Sitting with your spine straight is the best way to go as it allows for energy to pass up the spine easier. Those with back issue or that cant sit with their spine upright for long periods of time can lean up against something like the couch. If sitting on the ground its advised to sit on a cushion to promote straightness of the spine.

What is the best way to meditate in bed?

Best and quickest way to answer this one and this is just recommendation… don’t if you don’t have to.

And this is basically around if you’re wanting to start a meditation practice and you don’t have the particular goals of improving your sleep or because of a physical injury.

I would suggest picking another place in your home, room or apartment that you can regularly practice. This way you will build up energy in that space and soon enough your subconscious will recognize that space as your practice space just like it recognizes your bed as the place where you’re triggered to sleep.

Best meditation practice for falling asleep

There is no one-size-fits-all answer to this question, as the best meditation practice for bedtime will vary depending on your individual goals and needs. However, some general tips on how to get the most out of your bedtime meditation practice include:

1.Lying down on your back with your legs slightly apart so they’re not touching i’ve found to be the optimal position. You wont get distracted by body heat this way. Also with your arms down and away from your body. This is also known as the corpse pose.

2. Perform a physical body scan and if uncomfortable in anyway, adjust yourself.

3. Perform an energy body scan and feel any discomfort in your body, these types of sensations vary greatly but if you feel tension anywhere we want to try and releive that somewhat. If you feel discomfort, place your attention on the space and perform a deep breath with the intension of clearing that. Stay in the present moment with your awareness in this single point while deep breathing. Complete this as many times as you need to.

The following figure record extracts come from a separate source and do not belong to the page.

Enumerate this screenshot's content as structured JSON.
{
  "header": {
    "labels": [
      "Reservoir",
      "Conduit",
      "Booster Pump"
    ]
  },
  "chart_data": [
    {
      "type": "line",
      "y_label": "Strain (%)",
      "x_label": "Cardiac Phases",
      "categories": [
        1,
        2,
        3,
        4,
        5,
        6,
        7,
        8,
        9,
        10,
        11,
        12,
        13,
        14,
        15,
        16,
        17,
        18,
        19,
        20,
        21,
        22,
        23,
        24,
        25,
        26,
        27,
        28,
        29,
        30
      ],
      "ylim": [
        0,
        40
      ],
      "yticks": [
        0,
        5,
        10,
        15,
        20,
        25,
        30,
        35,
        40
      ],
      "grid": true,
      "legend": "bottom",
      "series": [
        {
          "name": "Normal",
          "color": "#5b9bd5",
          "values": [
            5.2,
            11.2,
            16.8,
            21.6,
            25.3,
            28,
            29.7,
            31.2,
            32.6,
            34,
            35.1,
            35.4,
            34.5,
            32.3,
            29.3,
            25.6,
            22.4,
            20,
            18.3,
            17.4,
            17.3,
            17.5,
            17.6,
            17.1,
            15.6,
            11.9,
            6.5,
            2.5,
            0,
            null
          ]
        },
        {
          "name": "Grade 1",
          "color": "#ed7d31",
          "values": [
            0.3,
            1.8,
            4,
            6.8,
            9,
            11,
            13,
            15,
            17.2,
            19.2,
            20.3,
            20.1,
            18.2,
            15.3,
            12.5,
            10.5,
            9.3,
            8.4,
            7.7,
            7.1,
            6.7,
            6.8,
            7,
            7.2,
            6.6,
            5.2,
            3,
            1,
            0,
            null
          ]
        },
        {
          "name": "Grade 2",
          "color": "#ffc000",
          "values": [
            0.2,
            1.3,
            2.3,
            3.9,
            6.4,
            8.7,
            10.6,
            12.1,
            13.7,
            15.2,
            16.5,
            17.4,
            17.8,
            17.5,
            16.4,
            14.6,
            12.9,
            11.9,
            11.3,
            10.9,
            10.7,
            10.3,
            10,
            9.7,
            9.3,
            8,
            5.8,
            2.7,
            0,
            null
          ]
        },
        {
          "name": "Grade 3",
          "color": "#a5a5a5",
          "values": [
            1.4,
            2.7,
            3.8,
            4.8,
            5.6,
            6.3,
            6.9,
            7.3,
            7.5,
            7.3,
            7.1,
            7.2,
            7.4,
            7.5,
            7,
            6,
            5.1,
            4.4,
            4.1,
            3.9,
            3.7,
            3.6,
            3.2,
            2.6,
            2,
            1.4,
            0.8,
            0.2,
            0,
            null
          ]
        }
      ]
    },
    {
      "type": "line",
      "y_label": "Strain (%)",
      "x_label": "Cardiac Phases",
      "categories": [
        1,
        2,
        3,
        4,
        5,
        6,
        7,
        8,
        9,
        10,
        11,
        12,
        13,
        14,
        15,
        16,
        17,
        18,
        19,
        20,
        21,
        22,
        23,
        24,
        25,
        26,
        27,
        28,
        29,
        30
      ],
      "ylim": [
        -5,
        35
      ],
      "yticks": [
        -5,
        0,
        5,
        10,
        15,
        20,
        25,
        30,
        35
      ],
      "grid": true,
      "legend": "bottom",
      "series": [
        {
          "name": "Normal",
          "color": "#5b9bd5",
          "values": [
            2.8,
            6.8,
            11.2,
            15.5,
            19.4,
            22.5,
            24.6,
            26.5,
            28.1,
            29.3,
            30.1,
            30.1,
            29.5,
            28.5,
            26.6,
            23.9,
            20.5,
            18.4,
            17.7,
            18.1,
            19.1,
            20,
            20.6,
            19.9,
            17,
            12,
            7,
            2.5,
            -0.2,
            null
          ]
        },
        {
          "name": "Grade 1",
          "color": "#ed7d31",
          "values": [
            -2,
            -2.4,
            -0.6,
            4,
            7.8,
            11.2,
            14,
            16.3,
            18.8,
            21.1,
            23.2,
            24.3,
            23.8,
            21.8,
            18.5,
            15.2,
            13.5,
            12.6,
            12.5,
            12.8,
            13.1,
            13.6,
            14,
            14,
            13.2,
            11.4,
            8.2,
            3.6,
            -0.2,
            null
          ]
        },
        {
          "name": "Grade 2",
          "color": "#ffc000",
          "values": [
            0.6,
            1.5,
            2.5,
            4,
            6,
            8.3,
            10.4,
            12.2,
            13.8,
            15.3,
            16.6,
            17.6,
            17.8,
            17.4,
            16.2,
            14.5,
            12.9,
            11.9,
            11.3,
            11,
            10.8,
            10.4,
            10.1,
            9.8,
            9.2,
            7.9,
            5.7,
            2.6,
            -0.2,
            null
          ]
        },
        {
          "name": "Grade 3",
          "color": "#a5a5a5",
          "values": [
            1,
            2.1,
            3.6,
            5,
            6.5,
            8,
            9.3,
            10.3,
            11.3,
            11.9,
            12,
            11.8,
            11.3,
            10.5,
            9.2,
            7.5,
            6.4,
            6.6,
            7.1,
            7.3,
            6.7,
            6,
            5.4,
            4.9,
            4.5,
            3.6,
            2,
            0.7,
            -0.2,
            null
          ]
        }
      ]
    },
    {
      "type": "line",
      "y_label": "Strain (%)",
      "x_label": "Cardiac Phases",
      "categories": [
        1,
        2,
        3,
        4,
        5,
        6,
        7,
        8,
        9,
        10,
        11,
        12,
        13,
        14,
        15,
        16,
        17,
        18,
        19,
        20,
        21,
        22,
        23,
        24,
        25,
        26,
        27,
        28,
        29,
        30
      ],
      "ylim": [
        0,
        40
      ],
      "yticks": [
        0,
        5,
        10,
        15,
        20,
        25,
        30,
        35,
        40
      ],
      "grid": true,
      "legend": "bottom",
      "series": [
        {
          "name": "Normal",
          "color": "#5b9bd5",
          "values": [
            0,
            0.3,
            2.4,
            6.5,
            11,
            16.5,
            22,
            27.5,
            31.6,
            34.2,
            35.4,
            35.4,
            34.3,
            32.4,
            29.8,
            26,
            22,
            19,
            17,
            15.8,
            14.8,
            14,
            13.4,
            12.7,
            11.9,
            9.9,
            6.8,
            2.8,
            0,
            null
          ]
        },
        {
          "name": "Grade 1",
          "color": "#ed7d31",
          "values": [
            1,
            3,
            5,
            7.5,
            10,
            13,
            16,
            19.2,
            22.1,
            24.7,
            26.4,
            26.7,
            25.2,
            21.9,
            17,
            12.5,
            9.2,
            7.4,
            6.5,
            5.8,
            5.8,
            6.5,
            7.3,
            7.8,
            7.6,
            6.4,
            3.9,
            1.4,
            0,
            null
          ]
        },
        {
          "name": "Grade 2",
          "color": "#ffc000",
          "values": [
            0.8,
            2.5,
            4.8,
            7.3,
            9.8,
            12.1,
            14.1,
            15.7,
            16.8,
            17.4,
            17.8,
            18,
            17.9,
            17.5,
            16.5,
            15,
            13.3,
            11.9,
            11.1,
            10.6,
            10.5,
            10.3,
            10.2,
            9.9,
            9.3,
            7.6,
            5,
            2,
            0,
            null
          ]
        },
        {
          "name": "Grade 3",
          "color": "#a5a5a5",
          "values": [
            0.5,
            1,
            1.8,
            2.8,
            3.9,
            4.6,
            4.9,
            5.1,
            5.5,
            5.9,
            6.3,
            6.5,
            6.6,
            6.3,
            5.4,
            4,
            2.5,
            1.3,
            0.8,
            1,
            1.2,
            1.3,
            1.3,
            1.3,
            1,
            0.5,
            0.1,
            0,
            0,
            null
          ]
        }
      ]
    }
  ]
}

3. Once you feel yourself energetically more relaxed, focus on your breath, and count each inhale and exhale. If your mind starts to wander, simply bring your attention back to your breath.

4. If you dont fall asleep during the practice and decide to stop, take a few more deep breaths and give thanks for the practice. Your body will be more relaxed and you will be able to transition into sleep easier.

A Guided Sleep Meditation

If you’re needing a little help with the meditation and trying to get to sleep is your goal, looking into brainwave entrainment would be helpful.

Six Steps to Sleep offer a great mini program with guided sleep meditations that incorporate brainwave entrainment.

Using the meditation audios is really easy. All you have to do is put on a pair of headphones, relax, press play and let the frequencies do the work!

The Guided Sleep Meditations go for 30 mins each and have been created by brain entrainment specialists to combat insomnia. All the audios are instantly downloadable.


From whats been discussed above the answer is definitely yes, but for optimal results on what you’re trying to achieve, it depends.

In short if you are trying to develop your meditation practice, practicing in bed might not be the best space to do that. On the other hand if you are trying to use meditation or mindfulness to get to sleep, this is a good idea.

There are so many different meditation practices out there, its about finding the right one for you. You might want to consider a meditation teacher, there are many out there that are very good at what they do.

The benefits of meditation are far reaching, even just performing a short meditation practice before falling asleep will help to relax you and reduce stress.